Award winning author Jack Campbell (who broke his teeth on the JAG: Space series back in the nineties), returns to the setting he created for his popular Lost Fleet novels, but goes back in time to recount the founding of the Alliance. When Earth is no longer the centre of the universe, its colonies must come together to defend themselves, or risk being picked off one by one in a war that demands strength before all else. Campbell writes military sci-fi at its best, so a new series from his pen is to be greatly anticipated.

Robert Conroy and J.R. Dunn

The Day After Gettysburg (Baen, June 2017)

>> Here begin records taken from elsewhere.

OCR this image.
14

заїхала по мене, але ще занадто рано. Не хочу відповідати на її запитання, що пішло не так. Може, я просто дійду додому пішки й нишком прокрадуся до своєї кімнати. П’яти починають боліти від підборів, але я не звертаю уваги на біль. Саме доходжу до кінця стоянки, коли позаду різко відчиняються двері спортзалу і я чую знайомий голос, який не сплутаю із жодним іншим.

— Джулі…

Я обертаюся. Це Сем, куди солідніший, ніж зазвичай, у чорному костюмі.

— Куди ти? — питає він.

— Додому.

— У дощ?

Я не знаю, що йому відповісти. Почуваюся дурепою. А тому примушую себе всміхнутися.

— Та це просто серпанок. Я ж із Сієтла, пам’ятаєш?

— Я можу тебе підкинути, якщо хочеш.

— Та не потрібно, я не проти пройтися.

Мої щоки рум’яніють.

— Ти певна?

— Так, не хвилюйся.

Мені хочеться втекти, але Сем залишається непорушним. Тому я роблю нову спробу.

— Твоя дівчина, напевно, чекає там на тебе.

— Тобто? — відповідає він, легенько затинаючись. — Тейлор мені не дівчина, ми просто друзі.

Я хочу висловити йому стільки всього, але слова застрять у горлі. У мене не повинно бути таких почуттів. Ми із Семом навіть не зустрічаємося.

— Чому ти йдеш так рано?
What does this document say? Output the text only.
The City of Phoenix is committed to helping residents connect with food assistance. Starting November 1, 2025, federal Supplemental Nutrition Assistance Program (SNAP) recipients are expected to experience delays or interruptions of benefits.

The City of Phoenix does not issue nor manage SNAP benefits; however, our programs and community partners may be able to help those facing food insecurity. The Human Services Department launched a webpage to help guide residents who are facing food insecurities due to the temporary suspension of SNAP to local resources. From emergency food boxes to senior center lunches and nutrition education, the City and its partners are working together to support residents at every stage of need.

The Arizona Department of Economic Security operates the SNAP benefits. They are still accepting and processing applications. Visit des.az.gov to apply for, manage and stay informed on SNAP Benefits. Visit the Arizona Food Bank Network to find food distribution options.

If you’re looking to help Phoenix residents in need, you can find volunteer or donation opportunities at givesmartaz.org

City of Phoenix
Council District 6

Left unfinished at the time of his death, J.R. Dunn steps in to complete one of Robert Conroy's last alternative history novels, asking what might have happened had General Robert E. Lee refused to retreat across the Potomac after the defeat at Gettysburg, but instead went on the offensive, and cut a great swathe across Pennsylvania. Alternate history has pretty much done the War Between the States to death, but it is fitting that Robert Conroy should have returned to the old staple in his final days, and icing on the cake to note that he seems to have found a novel approach which may well deliver new angles and outcomes.

Tad Williams

The Witchwood Crown (DAW, June 2017)

Now, twenty-four years after the conclusion of Memory, Sorrow, and Thorn, Tad Williams returns to his beloved universe and characters with The Witchwood Crown, the first novel in the long-awaited sequel trilogy, The Last King of Osten Ard. More than thirty years have passed since the events of the earlier novels, and the world has reached a critical turning point once again. The realm is threatened by divisive forces, even as old allies are lost, and others are lured down darker paths. Perhaps most terrifying of all, the Norns—the long-vanquished elvish foe—are stirring once again, preparing to reclaim the mortal-ruled lands that once were theirs....

Julian Stockwin

Persephone (Hodder and Stoughton, June 2017)

The date is November 1807, and Captain Sir Thomas Kydd sets sail for Lisbon to aid the Portugese Royal Family's evacuation in the face of Napoleon's ruthless advance through Iberia. The seventeenth volume in a stunning series which sees Kydd rise from pressed man to the Captain's chair (and conceivably beyond), Stockwin brings an almost unrivaled love and knowledge of the sea and of seamanship to his writing, making Persephone, the first of two Kydd novels expected this year, a must-have for readers of the genre. I will be blocking out a couple of days when my hardback copy arrives from the UK.